Depuis lundi, les avocats du Burkina Faso ont déclenché une grève pour dénoncer le non-respect des décisions de justice et les violations répétées des droits humains dans le pays. Ce débrayage a également pour objectif d’attirer l’attention des autorités militaires de transition sur de nombreux manquements aux procédures judiciaires. Ce qui n’est pas de nature à faciliter le travail des avocats.
Ainsi pendant quatre jours, les avocats burkinabè ne porteront pas leur robe. Et durant le mouvement, « ils devront, s’abstenir d’occuper ou de participer aux audiences devant toutes les juridictions sans exception », selon la déclaration lue par le bâtonnier. Une première au Burkina Faso depuis la prise du pouvoir par l’armée.
« Elle fait suite, aussi et surtout, à l’affaire Guy Hervé Kam, l’avocat poursuivi pour association de malfaiteurs et atteinte à la sûreté de l’Etat. Ses confrères du barreau dénoncent « un abus de justice » et le non-respect des formalités prévues par la loi en vue d’une libération de l’avocat », nous dit le juriste et ancien ministre de la justice, Paul Kiemdé.
Guy Hervé Kam est incarcéré à la Maison d’arrêt et de correction des armées (MACA) de Ouagadougou. Il avait été arrêté fin janvier, libéré, puis immédiatement interpellé de nouveau. Un tribunal a ordonné sa libération immédiate. Une décision confirmée en appel le 23 avril, et pourtant, Guy Hervé Kam est toujours derrière les barreaux.
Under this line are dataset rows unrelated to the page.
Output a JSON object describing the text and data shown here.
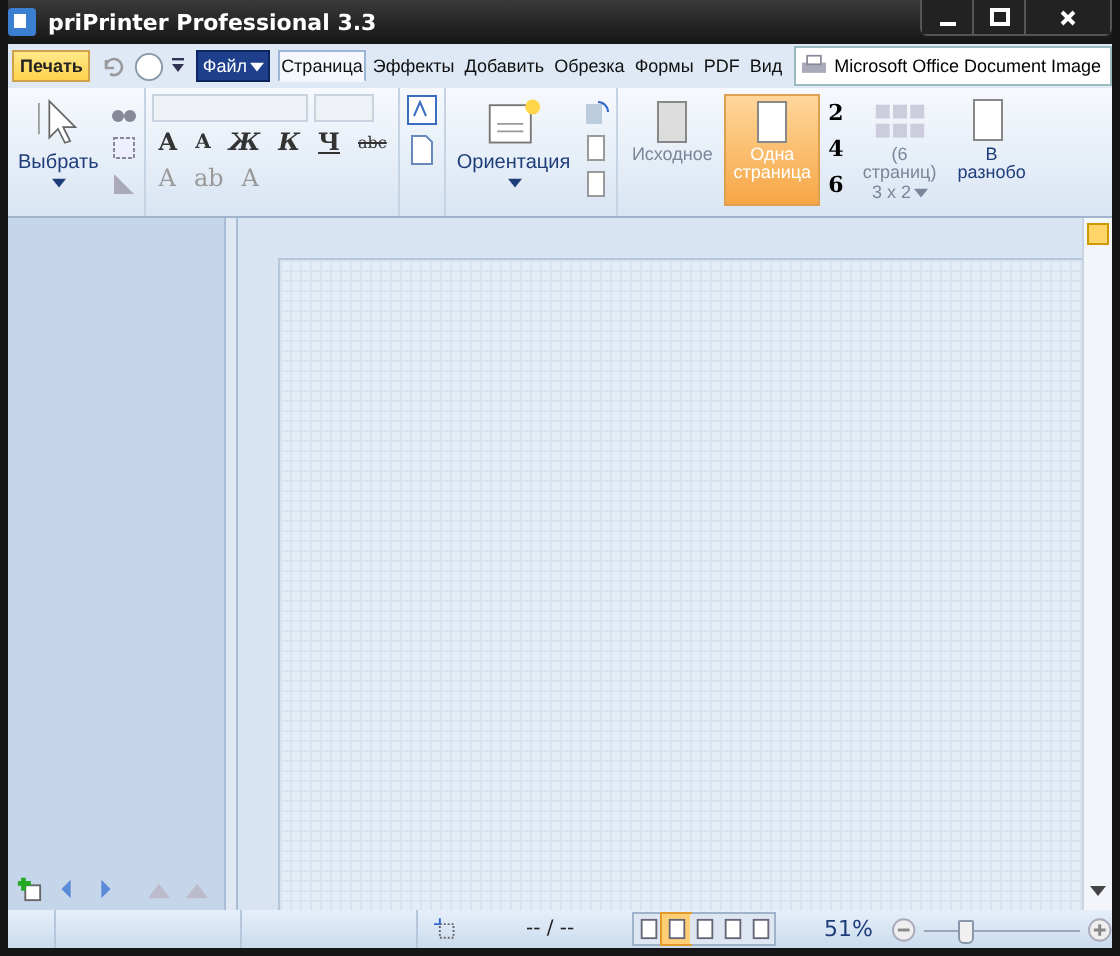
{
  "window": {
    "title": "priPrinter Professional 3.3"
  },
  "quick_access": {
    "print": "Печать",
    "file_menu": "Файл"
  },
  "tabs": [
    {
      "label": "Страница",
      "selected": true
    },
    {
      "label": "Эффекты",
      "selected": false
    },
    {
      "label": "Добавить",
      "selected": false
    },
    {
      "label": "Обрезка",
      "selected": false
    },
    {
      "label": "Формы",
      "selected": false
    },
    {
      "label": "PDF",
      "selected": false
    },
    {
      "label": "Вид",
      "selected": false
    }
  ],
  "printer": "Microsoft Office Document Image",
  "ribbon": {
    "select": "Выбрать",
    "font_buttons": [
      "A",
      "A",
      "Ж",
      "К",
      "Ч",
      "abc"
    ],
    "format_buttons": [
      "A",
      "ab",
      "A"
    ],
    "orientation": "Ориентация",
    "modes": [
      {
        "label": "Исходное",
        "disabled": true,
        "selected": false
      },
      {
        "label": "Одна страница",
        "disabled": false,
        "selected": true
      }
    ],
    "counts": [
      "2",
      "4",
      "6"
    ],
    "grid": {
      "label": "(6 страниц)",
      "size": "3 x 2"
    },
    "mixed": "В разнобо"
  },
  "status_bar": {
    "page": "-- / --",
    "zoom": "51%",
    "level": 0.25,
    "views": [
      {
        "selected": false
      },
      {
        "selected": true
      },
      {
        "selected": false
      },
      {
        "selected": false
      },
      {
        "selected": false
      }
    ]
  }
}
«Cette grève des avocats est donc une sorte d’appel clair à l’endroit des militaires au pouvoir », selon Paul Kiemdé joint par lesnouvellesdafrique.info.
Le juriste explique que « c’est tout à fait normal que les avocats se mobilisent pour faire quelque chose pour leur collègue de telle sorte qu’il n’y ait pas trop de dérives autoritaires surtout que cela concerne directement un avocat. Si c’était un citoyen ordinaire, la dérive autoritaire serait pire».
De nombreux autres analystes burkinabè sous anonymat s’accordent à dire que cette grève est un « moyen qui peut contribuer à contrer les velléités de dérives autoritaires » du pouvoir militaire.
« Ce que les avocats réclament, c’est le respect des textes et l’exécution des décisions de justice par l’Etat burkinabè à l’égard de toute personne », insiste le juriste Paul Kiemdé.
Celui-ci rappelle que la grève des avocats consiste à «dénoncer également des arrestations arbitraires et des enlèvements de personnalités qui ne « respectent aucune procédure légale ».
En clair, les juristes pointent du doigt les méthodes utilisées par la junte sous la direction du capitaine Ibrahim Traoré pour faire taire toute opposition interne permettant au chef de la junte, qui vient de se voir accorder une période de transition de 5 ans, selon les conclusions des assises nationales organisées par les militaires, de s’accrocher au pouvoir au motif de la lutte contre les groupes armés.
Réaction de l’Union africaine
Selon la commission de l’UA, l’usurpation du pouvoir et les modifications constitutionnelles dans les pays dont les dirigeants cherchent à rester indéfiniment aux affaires « créent des vides qui sont exploités par les groupes terroristes et les extrémistes violents.
Ces deux phénomènes menacent les fondements démocratiques et la sécurité des pays africains, selon une déclaration du Département des Affaires politiques, de la Paix et de la Sécurité de la Commission de l’UA.
Les régions les plus touchées par ces deux phénomènes sont la Corne de l’Afrique, le Sahel et l’est de la République démocratique du Congo. Ces territoires enregistrent des milliers de déplacés et de réfugiés.
« Ces conflits sont aussi alimentés par des acteurs extérieurs qui déstabilisent les pays africains et entravent leurs progrès vers une paix durable ».
De nombreux pays d’Afrique notamment dans le Sahel sont convoités par certains pays et ces tensions géopolitiques ont des répercussions négatives qui exacerbent les défis sécuritaires sur le continent.
Au Sahel, le Mali, le Burkina Faso et le Niger ont tout récemment annoncé leur retrait de la Cédéao pour créer l’Alliance des pays du Sahel tout en se tournant résolument vers la Russie qui déploie des soldats et des experts militaires appartenant à l’ancien groupe de mercenaires Wagner, baptisé désormais Africa Corps.